ACE/Jet OLEDB 可用于直接从 HTML 文件导入数据。例如,给定一个现有访问表[DataFromHtml]

ID  LastName
--  --------

和一个包含表格的 HTML 文件

<!DOCTYPE HTML PUBLIC "-//W3C//DTD HTML 4.01 Transitional//EN" "http://www.w3.org/TR/html4/loose.dtd">
<html>
<head>
    <meta http-equiv="content-type" content="text/html; charset=ISO-8859-1">
    <title>
        Test Data
    </title>
</head>
<body>
<table>
    <tr>
        <th>
            ID
        </th>
        <th>
            LastName
        </th>
    </tr>
    <tr>
        <td>
            1
        </td>
        <td>
            Thompson
        </td>
    </tr>
    <tr>
        <td>
            2
        </td>
        <td>
            O'Rourke
        </td>
    </tr>
</table>
</body>
</html>

以下 VBA 代码将清除 Access 表 (

DELETE FROM
),然后将 HTML 表数据导入其中。

Sub ImportFromHtml()
Const LocalTableName = "DataFromHtml"
Dim con As Object, rstHtml As Object, fld As Object, _
        cdb As DAO.Database, rstAccdb As DAO.Recordset, _
        recCount As Long

Set con = CreateObject("ADODB.Connection")
con.Open _
        "Provider=Microsoft.ACE.OLEDB.12.0;" & _
        "Data Source=C:\Users\Gord\Documents\table.htm;" & _
        "Extended Properties=""HTML Import;HDR=YES;IMEX=1"";"
Set rstHtml = CreateObject("ADODB.Recordset")
rstHtml.Open "SELECT * FROM [Test Data]", con

Set cdb = CurrentDb
cdb.Execute "DELETE FROM [" & LocalTableName & "]", dbFailOnError
Set rstAccdb = cdb.OpenRecordset(LocalTableName, dbOpenTable)

recCount = 0
Do While Not rstHtml.EOF
    recCount = recCount + 1
    rstAccdb.AddNew
    For Each fld In rstHtml.Fields
        rstAccdb.Fields(Trim(fld.Name)).Value = Trim(fld.Value)
    Next
    Set fld = Nothing
    rstAccdb.Update
    rstHtml.MoveNext
Loop

rstAccdb.Close
Set rstAccdb = Nothing
Set cdb = Nothing

rstHtml.Close
Set rstHtml = Nothing
con.Close
Set con = Nothing

Debug.Print recCount & " record(s) imported"
End Sub

0
投票

假设 Gord Thompson 解决方案的 HTML 结构,有一种使用 ADO 的非常快速的方法。

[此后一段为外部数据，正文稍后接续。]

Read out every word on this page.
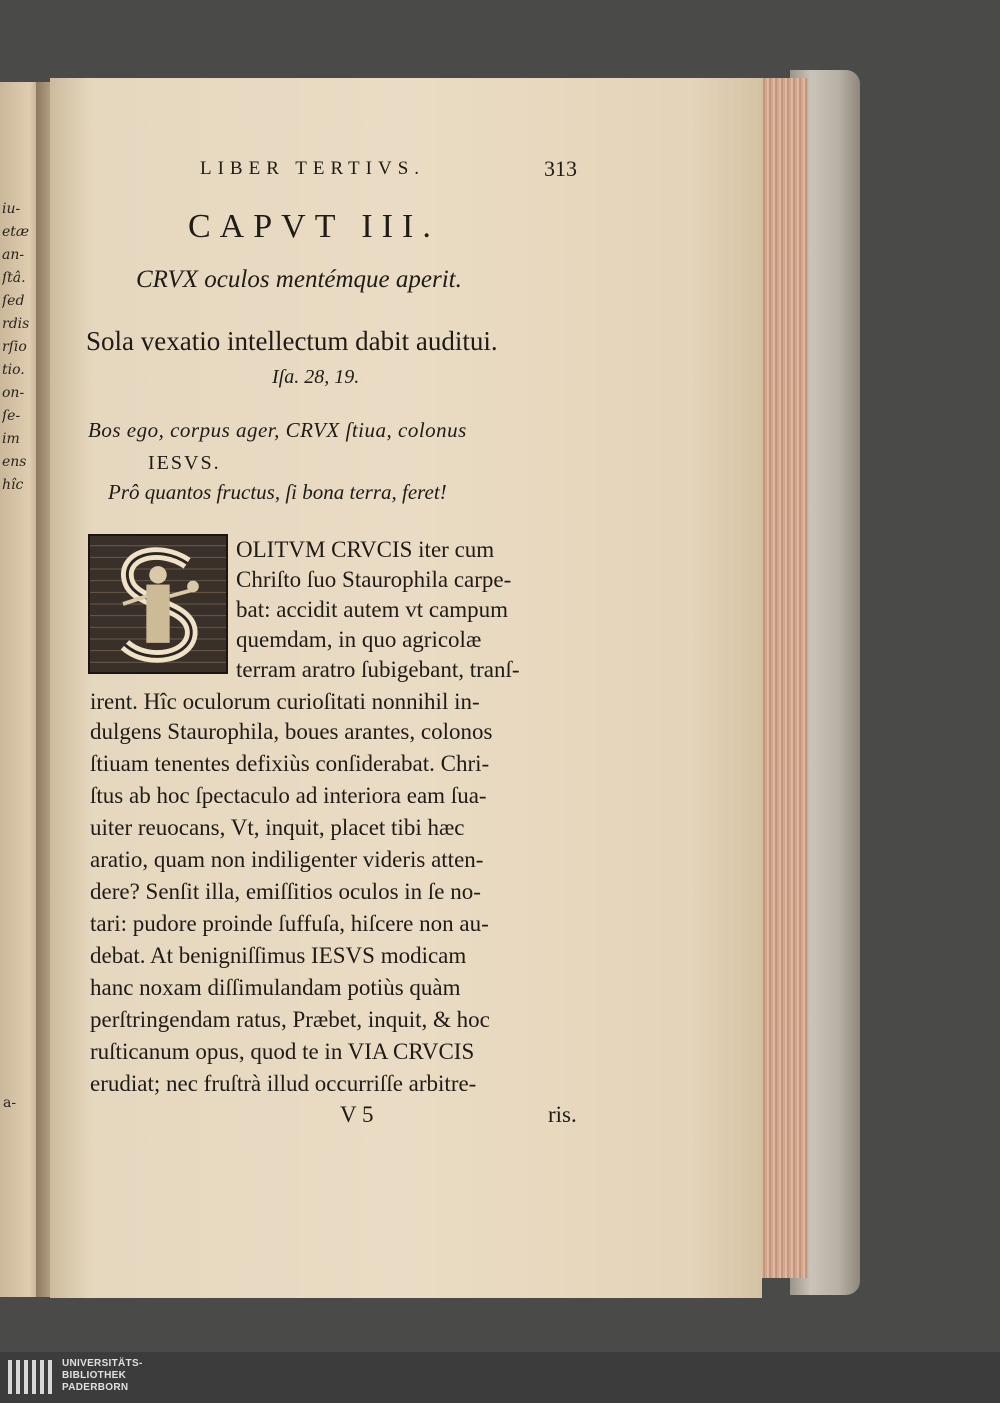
iu-
etæ
an-
ſtâ.
ſed
rdis
rſio
tio.
on-
ſe-
im
ens
hîc
a-
LIBER TERTIVS.	313
CAPVT III.
CRVX oculos mentémque aperit.
Sola vexatio intellectum dabit auditui.
Iſa. 28, 19.
Bos ego, corpus ager, CRVX ſtiua, colonus
IESVS.
Prô quantos fructus, ſi bona terra, feret!
OLITVM CRVCIS iter cum
Chriſto ſuo Staurophila carpe-
bat: accidit autem vt campum
quemdam, in quo agricolæ
terram aratro ſubigebant, tranſ-
irent. Hîc oculorum curioſitati nonnihil in-
dulgens Staurophila, boues arantes, colonos
ſtiuam tenentes defixiùs conſiderabat. Chri-
ſtus ab hoc ſpectaculo ad interiora eam ſua-
uiter reuocans, Vt, inquit, placet tibi hæc
aratio, quam non indiligenter videris atten-
dere? Senſit illa, emiſſitios oculos in ſe no-
tari: pudore proinde ſuffuſa, hiſcere non au-
debat. At benigniſſimus IESVS modicam
hanc noxam diſſimulandam potiùs quàm
perſtringendam ratus, Præbet, inquit, & hoc
ruſticanum opus, quod te in VIA CRVCIS
erudiat; nec fruſtrà illud occurriſſe arbitre-
V 5	ris.
UNIVERSITÄTS-
BIBLIOTHEK
PADERBORN
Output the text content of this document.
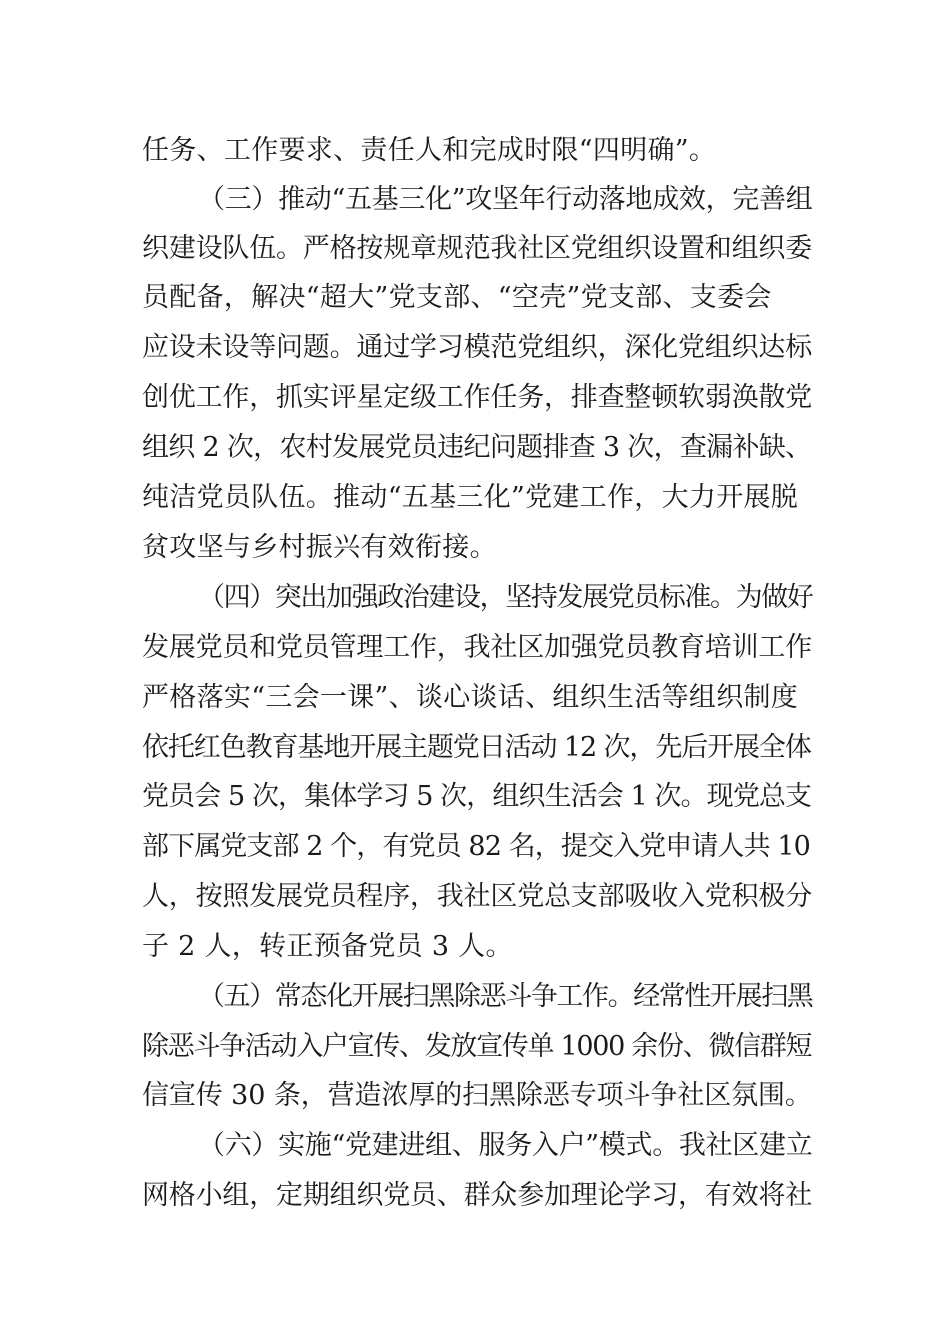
任务、工作要求、责任人和完成时限“四明确”。
（三）推动“五基三化”攻坚年行动落地成效，完善组
织建设队伍。严格按规章规范我社区党组织设置和组织委
员配备，解决“超大”党支部、“空壳”党支部、支委会
应设未设等问题。通过学习模范党组织，深化党组织达标
创优工作，抓实评星定级工作任务，排查整顿软弱涣散党
组织 2 次，农村发展党员违纪问题排查 3 次，查漏补缺、
纯洁党员队伍。推动“五基三化”党建工作，大力开展脱
贫攻坚与乡村振兴有效衔接。
（四）突出加强政治建设，坚持发展党员标准。为做好
发展党员和党员管理工作，我社区加强党员教育培训工作
严格落实“三会一课”、谈心谈话、组织生活等组织制度
依托红色教育基地开展主题党日活动 12 次，先后开展全体
党员会 5 次，集体学习 5 次，组织生活会 1 次。现党总支
部下属党支部 2 个，有党员 82 名，提交入党申请人共 10
人，按照发展党员程序，我社区党总支部吸收入党积极分
子 2 人，转正预备党员 3 人。
（五）常态化开展扫黑除恶斗争工作。经常性开展扫黑
除恶斗争活动入户宣传、发放宣传单 1000 余份、微信群短
信宣传 30 条，营造浓厚的扫黑除恶专项斗争社区氛围。
（六）实施“党建进组、服务入户”模式。我社区建立
网格小组，定期组织党员、群众参加理论学习，有效将社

Public Function GetTitle(ByVal HtmlFile As String) As String
    Dim DOM As Object

    Set DOM = CreateObject("MSXML2.DOMDocument")
    DOM.Load HtmlFile
    GetTitle = DOM.getElementsByTagName("title")(0).Text
End Function

Public Sub Import(ByVal Filename As String, ByVal Tablename As String)
    Dim SQL As String
    Dim Title As String
    On Error GoTo Import_Error

    Title = GetTitle(Filename)

    CurrentProject.Connection.Execute "DROP TABLE " & Tablename

    SQL = "SELECT * INTO " & Tablename & _
          " FROM [HTML Import;HDR=YES;IMEX=1;DATABASE=" & Filename & "].[" & Title & "]"
    CurrentProject.Connection.Execute SQL

    Exit Sub
Import_Error:
End Sub

因此,您想将 HTML 文件“C:\SomeFolder\MyFile.html”获取到表“MyImport”中,请使用:

Import "C:\SomeFolder\MyFile.html", "MyImport"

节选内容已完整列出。